Analysis: A Culture of Retaliation?

The removal of high-level privacy officers who objected to the new policy has created a chilling effect within the department. Career staff, who are tasked with ensuring that agencies act within the bounds of federal privacy law, now find themselves in a precarious position where adherence to the law may result in professional exile.

Jeramie Scott, senior counsel at EPIC, emphasizes that FOIA mandates narrow, fact-based redactions rather than broad, administrative secrecy. The current policy, he argues, is a transparent attempt to evade the accountability that is inherent in a democratic system. By removing the very officials responsible for vetting these technologies, DHS is not only obstructing the public’s right to know but is also weakening the internal checks and balances that are supposed to safeguard the privacy of the American public.

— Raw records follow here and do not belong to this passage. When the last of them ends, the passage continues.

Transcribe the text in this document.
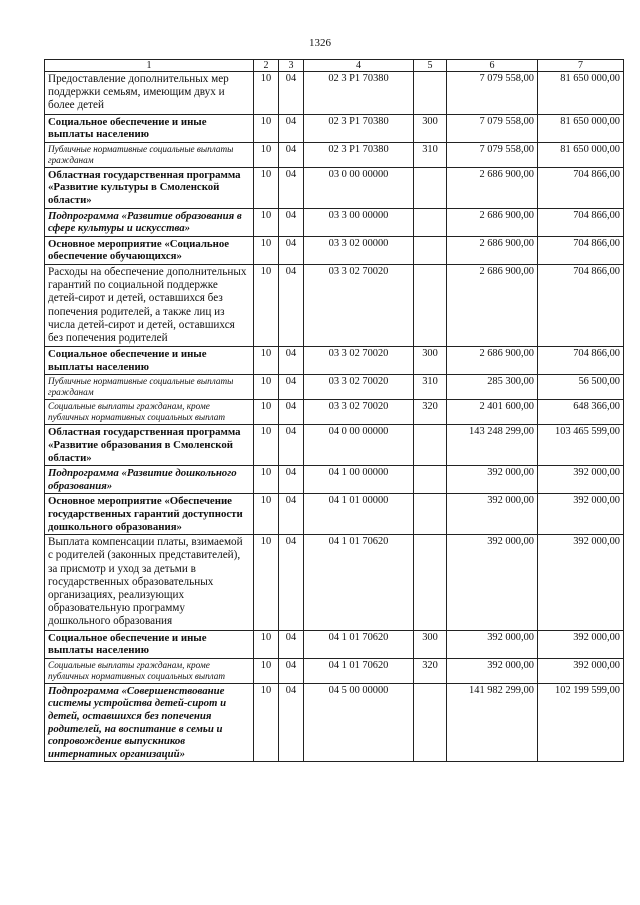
1326
1	2	3	4	5	6	7
Предоставление дополнительных мер поддержки семьям, имеющим двух и более детей	10	04	02 3 Р1 70380		7 079 558,00	81 650 000,00
Социальное обеспечение и иные выплаты населению	10	04	02 3 Р1 70380	300	7 079 558,00	81 650 000,00
Публичные нормативные социальные выплаты гражданам	10	04	02 3 Р1 70380	310	7 079 558,00	81 650 000,00
Областная государственная программа «Развитие культуры в Смоленской области»	10	04	03 0 00 00000		2 686 900,00	704 866,00
Подпрограмма «Развитие образования в сфере культуры и искусства»	10	04	03 3 00 00000		2 686 900,00	704 866,00
Основное мероприятие «Социальное обеспечение обучающихся»	10	04	03 3 02 00000		2 686 900,00	704 866,00
Расходы на обеспечение дополнительных гарантий по социальной поддержке детей-сирот и детей, оставшихся без попечения родителей, а также лиц из числа детей-сирот и детей, оставшихся без попечения родителей	10	04	03 3 02 70020		2 686 900,00	704 866,00
Социальное обеспечение и иные выплаты населению	10	04	03 3 02 70020	300	2 686 900,00	704 866,00
Публичные нормативные социальные выплаты гражданам	10	04	03 3 02 70020	310	285 300,00	56 500,00
Социальные выплаты гражданам, кроме публичных нормативных социальных выплат	10	04	03 3 02 70020	320	2 401 600,00	648 366,00
Областная государственная программа «Развитие образования в Смоленской области»	10	04	04 0 00 00000		143 248 299,00	103 465 599,00
Подпрограмма «Развитие дошкольного образования»	10	04	04 1 00 00000		392 000,00	392 000,00
Основное мероприятие «Обеспечение государственных гарантий доступности дошкольного образования»	10	04	04 1 01 00000		392 000,00	392 000,00
Выплата компенсации платы, взимаемой с родителей (законных представителей), за присмотр и уход за детьми в государственных образовательных организациях, реализующих образовательную программу дошкольного образования	10	04	04 1 01 70620		392 000,00	392 000,00
Социальное обеспечение и иные выплаты населению	10	04	04 1 01 70620	300	392 000,00	392 000,00
Социальные выплаты гражданам, кроме публичных нормативных социальных выплат	10	04	04 1 01 70620	320	392 000,00	392 000,00
Подпрограмма «Совершенствование системы устройства детей-сирот и детей, оставшихся без попечения родителей, на воспитание в семьи и сопровождение выпускников интернатных организаций»	10	04	04 5 00 00000		141 982 299,00	102 199 599,00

As the situation continues to unfold, the removal of these key officials raises significant questions about the current leadership’s commitment to the rule of law. If the department continues to equate the disclosure of standard compliance records with the unauthorized release of classified information, the public will likely find itself in the dark regarding the next generation of government surveillance, from facial recognition tools to advanced data-harvesting algorithms.

The ongoing tension between the Department of Homeland Security and its own career privacy staff suggests that the struggle for transparency is far from over. As more internal records continue to reach the public, the discrepancy between official rhetoric and internal practice will likely continue to draw scrutiny from oversight committees and legal advocates, potentially leading to further legal challenges against the department’s restrictive policies.